Oct 12, 2020  06:10 PM | Panos Fotiadis
RE: Output space: Anatomical scan
Just wanted to re-circulate this!

Thanks in advance,
Panos
Oct 12, 2020  08:10 PM | Alfonso Nieto-Castanon - Boston University
RE: Output space: Anatomical scan
Hi Panos,

Regarding (1) yes, that looks perfectly fine as well, I see no problems at all with the approach and that will allow you to perform your analyses in (subject-specific) native diffusion space. 

Regarding (2) again yes, if you "mask" file contains is named mymask.nii and it contains values between 1 and N, simply create an associated file named mymask.txt (you may either leave that text file empty or enter in it N lines, each line containing a label for that individual voxel ;e.g. its coordinates) and save this file in the same folder as your original mymask.nii file. Then, when you enter that mymask.nii file as a new ROI into CONN, it will automatically be interpreted as an atlas file, so you will be able to use the standard ROI-to-ROI analyses in CONN to compute your voxel-to-voxel correlation matrices for each subject (of course, assuming that this mask is also subject-specific remember to also check the 'Subject-specific ROI' checkbox in Setup.ROIs so you may import all of your different mask files simultaneously)

Hope this helps
Alfonso
Originally posted by Panos Fotiadis:
Hi Alfonso,

In addition to the T1 anatomical space I mentioned earlier in this thread, I also tried to perform the fMRI processing analysis in the subject's native diffusion space. In order to do that, I registered my original T1 scan into the subject's diffusion b0 space and then used that as the structural scan in the CONN pipeline. The pipeline I ran was the modified "preprocessing pipeline for surface-based analyses (in subject space)" you kindly suggested in the previous message of this chain (I additionally changed the target structural voxel-size in the preprocessing setup to the diffusion scan's voxel size rather than the default 1mm.)

I had two follow-up questions:

1. Does that methodology sound correct if I want to perform the processing on diffusion space, or is there a more "appropriate" way to do it? After running it for one subject the results seem to make sense (including the segmentations), and the final denoised volume seems to be correctly registered to diffusion space!

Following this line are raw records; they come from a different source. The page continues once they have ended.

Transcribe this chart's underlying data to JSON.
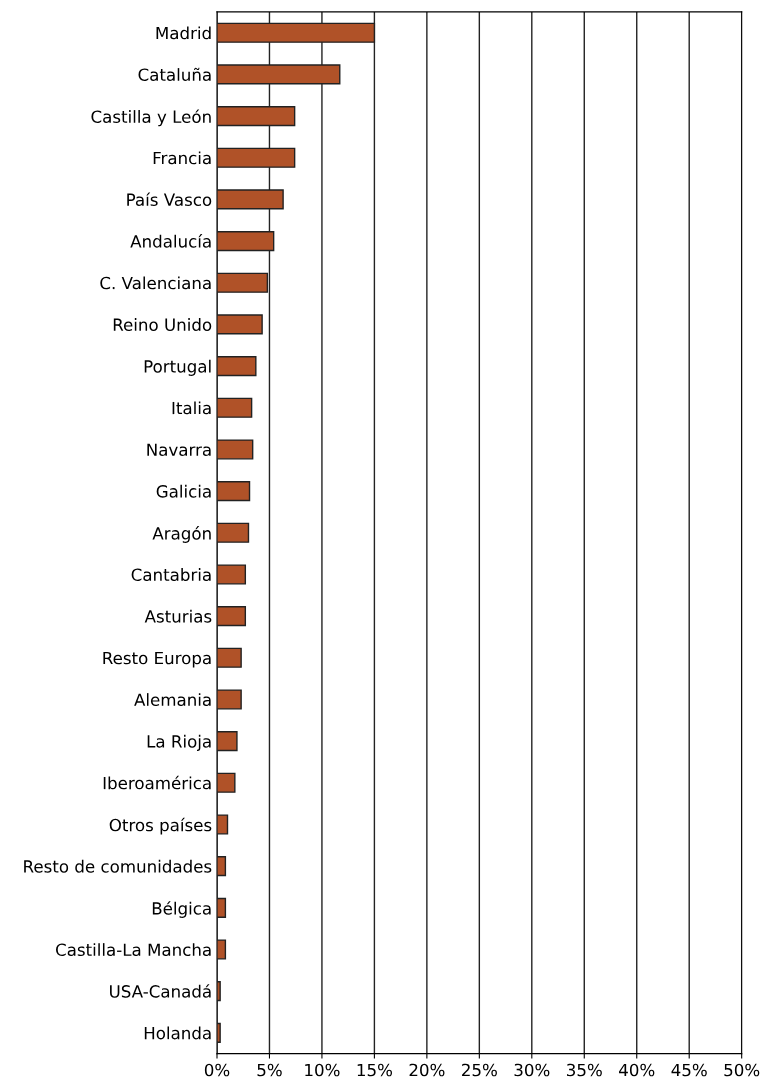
{
  "chart_data": {
    "type": "bar",
    "orientation": "horizontal",
    "categories": [
      "Madrid",
      "Cataluña",
      "Castilla y León",
      "Francia",
      "País Vasco",
      "Andalucía",
      "C. Valenciana",
      "Reino Unido",
      "Portugal",
      "Italia",
      "Navarra",
      "Galicia",
      "Aragón",
      "Cantabria",
      "Asturias",
      "Resto Europa",
      "Alemania",
      "La Rioja",
      "Iberoamérica",
      "Otros países",
      "Resto de comunidades",
      "Bélgica",
      "Castilla-La Mancha",
      "USA-Canadá",
      "Holanda"
    ],
    "values": [
      15.0,
      11.7,
      7.4,
      7.4,
      6.3,
      5.4,
      4.8,
      4.3,
      3.7,
      3.3,
      3.4,
      3.1,
      3.0,
      2.7,
      2.7,
      2.3,
      2.3,
      1.9,
      1.7,
      1.0,
      0.8,
      0.8,
      0.8,
      0.3,
      0.3
    ],
    "color": "#b05228",
    "xlim": [
      0,
      50
    ],
    "xticks": [
      {
        "value": 0,
        "label": "0%"
      },
      {
        "value": 5,
        "label": "5%"
      },
      {
        "value": 10,
        "label": "10%"
      },
      {
        "value": 15,
        "label": "15%"
      },
      {
        "value": 20,
        "label": "20%"
      },
      {
        "value": 25,
        "label": "25%"
      },
      {
        "value": 30,
        "label": "30%"
      },
      {
        "value": 35,
        "label": "35%"
      },
      {
        "value": 40,
        "label": "40%"
      },
      {
        "value": 45,
        "label": "45%"
      },
      {
        "value": 50,
        "label": "50%"
      }
    ],
    "grid": "x"
  }
}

2. I would like to assess functional connectivity (i.e., Pearson correlations between BOLD timeseries) between all given voxels within a cortical mask I have (this mask is in diffusion space and each voxel within that mask is assigned a different integer value - in that sense it's not really a binary mask, although I could convert it to one if needed).

I can think of a tedious way of doing that by matching those specific voxels to their equivalent rows within the vvPC_Subject*_Condition*.matc file and then calculating the Pearson correlation, but I was wondering whether there was a more efficient way (such as for instance by adding this mask as an ROI under Setup and then have a matrix file be exported).

Thanks in advance for all your help!